Monkeys were generally required to keep their eyes within a 3° window around the pursuit target to complete a trial and receive a fluid reward. Our experimental manipulations caused deviations in eye position of less than 1° and therefore should not have affected the monkey's likelihood of successfully completing the trial. However, to be absolutely certain that microstimulation, background motion or learning did not affect reward probabilities, we opened the fixation window along the learning axis to 5° during the segment of the learning trials in which microstimulation was applied or the visual background moved and during the corresponding segments on probe trials. In an attempt to eliminate potential confusion between the target and the dots in the visual background experiment, we also conducted the background experiments with the fixation window in only the learning axis narrowed to as little as 1°. Learning was unaffected by these changes in fixation requirements; we obtained excellent task performance and clear, bidirectional learning with the fixation window either widened or narrowed along the learning axis.

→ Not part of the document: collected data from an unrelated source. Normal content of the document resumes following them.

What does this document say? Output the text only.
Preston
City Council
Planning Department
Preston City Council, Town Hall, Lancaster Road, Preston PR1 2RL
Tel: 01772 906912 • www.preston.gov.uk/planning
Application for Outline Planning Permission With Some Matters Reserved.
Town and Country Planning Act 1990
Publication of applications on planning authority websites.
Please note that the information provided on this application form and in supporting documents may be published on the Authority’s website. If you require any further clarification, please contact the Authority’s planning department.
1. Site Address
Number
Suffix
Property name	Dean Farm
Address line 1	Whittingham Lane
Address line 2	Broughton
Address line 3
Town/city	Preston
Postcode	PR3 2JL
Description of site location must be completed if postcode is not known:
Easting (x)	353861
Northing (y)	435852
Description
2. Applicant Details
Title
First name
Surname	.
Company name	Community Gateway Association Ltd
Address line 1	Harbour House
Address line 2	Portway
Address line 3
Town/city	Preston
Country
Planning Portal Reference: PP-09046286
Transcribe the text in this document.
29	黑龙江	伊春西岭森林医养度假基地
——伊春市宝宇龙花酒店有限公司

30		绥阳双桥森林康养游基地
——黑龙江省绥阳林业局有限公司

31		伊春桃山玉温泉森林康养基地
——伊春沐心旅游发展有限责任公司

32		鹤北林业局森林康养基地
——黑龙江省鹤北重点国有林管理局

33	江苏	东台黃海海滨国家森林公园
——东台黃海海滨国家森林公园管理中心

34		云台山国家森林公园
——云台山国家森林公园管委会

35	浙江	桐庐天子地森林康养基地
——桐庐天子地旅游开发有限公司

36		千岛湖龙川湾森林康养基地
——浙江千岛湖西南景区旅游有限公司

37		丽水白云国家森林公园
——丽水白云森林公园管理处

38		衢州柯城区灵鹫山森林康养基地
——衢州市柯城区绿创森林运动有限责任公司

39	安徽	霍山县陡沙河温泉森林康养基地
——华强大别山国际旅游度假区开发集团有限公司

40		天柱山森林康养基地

Details of our data acquisition have been published before7,44
. Data from any given trial were used for analysis only if the trial had been completed successfully by the monkey. Saccades were marked by hand using an interactive computer program, and the portions of the eye velocity traces corresponding to saccades were treated as missing data. If a saccade occurred during the segment corresponding to microstimulation or visual background motion, then the entire trial was excluded from analysis. Due to the small size of the learned eye movements, we aligned responses to identical stimuli on the onset of target motion or the time of microstimulation or visual background motion and computed time averages of eye velocity. Responses to MT stimulation were isolated by subtracting the eye velocity along the learning axis on trials in which microstimulation was not delivered from that when stimulation occurred. Learning was assessed by computing the difference between averaged eye velocity in the learning axis for probe trials near the end of the learning block and those in the baseline block. No attempt was made to assess the amount of learning until ~100 learning trials had been completed.